“Video Killed the Radio Star”

         After watching the 1939 film Wuthering Heights, starring Laurence Olivier and Merle Oberon, I found that one thing had become very clear to me; a person (or at least I personally) can never be happy with both the movie and the 1847 book, by Emily Brontë. I found that, because the film was so condensed, there was no possibility of its staying true to the novel.

         The contrasts of the behavior of characters between the book and the film are my primary complaint. According to Brontë, Heathcliff is truly a nasty, diabolical, heartless, and tyrannical villain. He deliberately gets Hindley Earnshaw to drink and gamble at the same time, preying on his poor card playing skills, and in turn causing him to lose his land and home, which Heathcliff conveniently picks up the bill for. However, the movie suggests that upon his return, Heathcliff just happens to discover that Hindley (Hugh Williams) has some outstanding debts and quietly pays them off. The film paints a lovely picture of Mr. Heathcliff when compared to Emily Brontë's novel; we get a distinct impression that he is simply a victim of love and circumstance rather than the black-hearted demon he truly is.

         Let us not forget Catherine Earnshaw Linton, either. Once again we find that William Wyler's film has painted the wolf to look like the sheep.

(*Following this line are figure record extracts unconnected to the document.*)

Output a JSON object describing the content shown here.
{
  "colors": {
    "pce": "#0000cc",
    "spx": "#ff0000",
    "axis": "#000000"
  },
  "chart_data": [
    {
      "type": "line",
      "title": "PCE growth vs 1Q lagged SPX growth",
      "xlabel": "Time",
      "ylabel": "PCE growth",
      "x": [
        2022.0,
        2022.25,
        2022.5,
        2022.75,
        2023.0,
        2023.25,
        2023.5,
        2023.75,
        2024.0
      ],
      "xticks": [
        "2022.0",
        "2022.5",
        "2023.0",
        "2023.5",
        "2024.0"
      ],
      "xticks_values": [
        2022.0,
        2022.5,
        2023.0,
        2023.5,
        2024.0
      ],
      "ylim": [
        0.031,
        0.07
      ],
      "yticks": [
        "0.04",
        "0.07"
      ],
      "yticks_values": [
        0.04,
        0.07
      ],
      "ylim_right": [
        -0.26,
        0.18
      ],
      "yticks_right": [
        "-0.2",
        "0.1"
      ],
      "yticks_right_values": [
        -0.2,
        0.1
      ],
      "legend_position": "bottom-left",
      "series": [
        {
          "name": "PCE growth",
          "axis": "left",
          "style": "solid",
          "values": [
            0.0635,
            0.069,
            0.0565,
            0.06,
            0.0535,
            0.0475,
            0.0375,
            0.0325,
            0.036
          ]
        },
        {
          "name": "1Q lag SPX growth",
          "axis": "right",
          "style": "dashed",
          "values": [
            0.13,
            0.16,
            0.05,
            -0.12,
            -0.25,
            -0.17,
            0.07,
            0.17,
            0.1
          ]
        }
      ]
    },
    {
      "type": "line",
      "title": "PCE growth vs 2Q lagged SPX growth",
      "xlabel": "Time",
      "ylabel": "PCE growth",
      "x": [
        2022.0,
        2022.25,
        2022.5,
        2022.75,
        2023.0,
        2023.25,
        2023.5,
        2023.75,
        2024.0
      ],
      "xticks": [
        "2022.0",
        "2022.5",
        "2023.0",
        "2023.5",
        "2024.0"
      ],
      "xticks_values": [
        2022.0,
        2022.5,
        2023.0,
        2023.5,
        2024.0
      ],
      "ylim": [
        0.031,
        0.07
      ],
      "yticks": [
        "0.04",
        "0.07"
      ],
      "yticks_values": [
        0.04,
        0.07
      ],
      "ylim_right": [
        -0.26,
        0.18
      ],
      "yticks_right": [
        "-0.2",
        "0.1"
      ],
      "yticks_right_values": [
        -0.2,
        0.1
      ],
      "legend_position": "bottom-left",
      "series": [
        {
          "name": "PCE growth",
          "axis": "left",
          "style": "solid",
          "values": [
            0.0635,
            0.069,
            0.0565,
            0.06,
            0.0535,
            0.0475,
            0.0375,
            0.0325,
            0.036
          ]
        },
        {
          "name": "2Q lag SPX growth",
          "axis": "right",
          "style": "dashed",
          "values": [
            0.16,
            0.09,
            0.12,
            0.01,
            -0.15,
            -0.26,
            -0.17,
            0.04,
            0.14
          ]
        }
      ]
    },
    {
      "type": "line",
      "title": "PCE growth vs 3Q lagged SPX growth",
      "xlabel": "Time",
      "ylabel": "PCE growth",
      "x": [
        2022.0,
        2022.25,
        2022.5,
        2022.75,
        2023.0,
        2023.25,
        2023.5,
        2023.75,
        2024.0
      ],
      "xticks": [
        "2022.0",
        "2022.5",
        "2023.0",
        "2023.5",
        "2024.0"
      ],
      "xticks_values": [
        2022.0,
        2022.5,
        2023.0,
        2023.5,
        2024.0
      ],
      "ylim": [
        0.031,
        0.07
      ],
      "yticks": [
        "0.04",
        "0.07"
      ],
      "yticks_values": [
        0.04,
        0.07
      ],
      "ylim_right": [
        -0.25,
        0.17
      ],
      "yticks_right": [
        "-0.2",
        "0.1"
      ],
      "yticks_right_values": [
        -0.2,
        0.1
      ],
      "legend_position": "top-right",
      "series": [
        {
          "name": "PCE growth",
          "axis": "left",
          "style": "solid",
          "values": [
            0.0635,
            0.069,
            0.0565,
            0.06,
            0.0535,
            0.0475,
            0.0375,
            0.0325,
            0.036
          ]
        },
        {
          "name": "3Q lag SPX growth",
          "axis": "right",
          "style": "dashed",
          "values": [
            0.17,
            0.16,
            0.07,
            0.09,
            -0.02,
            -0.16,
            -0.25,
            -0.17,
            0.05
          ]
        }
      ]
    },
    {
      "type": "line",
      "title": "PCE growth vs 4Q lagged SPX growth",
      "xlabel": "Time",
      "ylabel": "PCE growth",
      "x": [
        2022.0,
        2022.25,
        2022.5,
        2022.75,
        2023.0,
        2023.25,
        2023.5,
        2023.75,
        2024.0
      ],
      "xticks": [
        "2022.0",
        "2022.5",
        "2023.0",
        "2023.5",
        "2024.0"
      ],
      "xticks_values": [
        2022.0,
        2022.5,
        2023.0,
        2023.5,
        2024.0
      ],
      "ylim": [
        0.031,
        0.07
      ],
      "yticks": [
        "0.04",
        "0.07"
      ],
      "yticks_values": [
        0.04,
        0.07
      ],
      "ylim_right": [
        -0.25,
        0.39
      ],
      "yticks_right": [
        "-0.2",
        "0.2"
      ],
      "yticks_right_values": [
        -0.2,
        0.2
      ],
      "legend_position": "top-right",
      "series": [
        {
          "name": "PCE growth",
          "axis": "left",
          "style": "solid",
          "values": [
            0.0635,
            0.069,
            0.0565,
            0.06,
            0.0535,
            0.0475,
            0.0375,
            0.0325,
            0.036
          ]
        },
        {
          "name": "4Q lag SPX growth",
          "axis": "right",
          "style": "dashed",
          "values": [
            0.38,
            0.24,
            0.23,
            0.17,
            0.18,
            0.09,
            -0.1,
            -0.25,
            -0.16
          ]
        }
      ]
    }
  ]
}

When Heathcliff returns, she turns him out of her house on the grounds that she is another man's wife and wants no trouble with him. This could not be further from the truth in the book. Not only does she invite him over continually, but she throws a huge temper tantrum when her husband objects to her behavior, making him feel like the "bad guy" and the source of all her problems.

         Unfortunately, I found it impossible to enjoy the movie after having read the book first. There was such deviation from the text to the big screen that it became irritating to me. Not only this but because the film was so condensed we could not really get to know or like any of the characters. I found that they failed to stir emotions within me as those in the novel did. In my opinion, if one is going to watch the movie, it should definitely be done before one reads the book: that is of course if one does not want radio to kill the video star.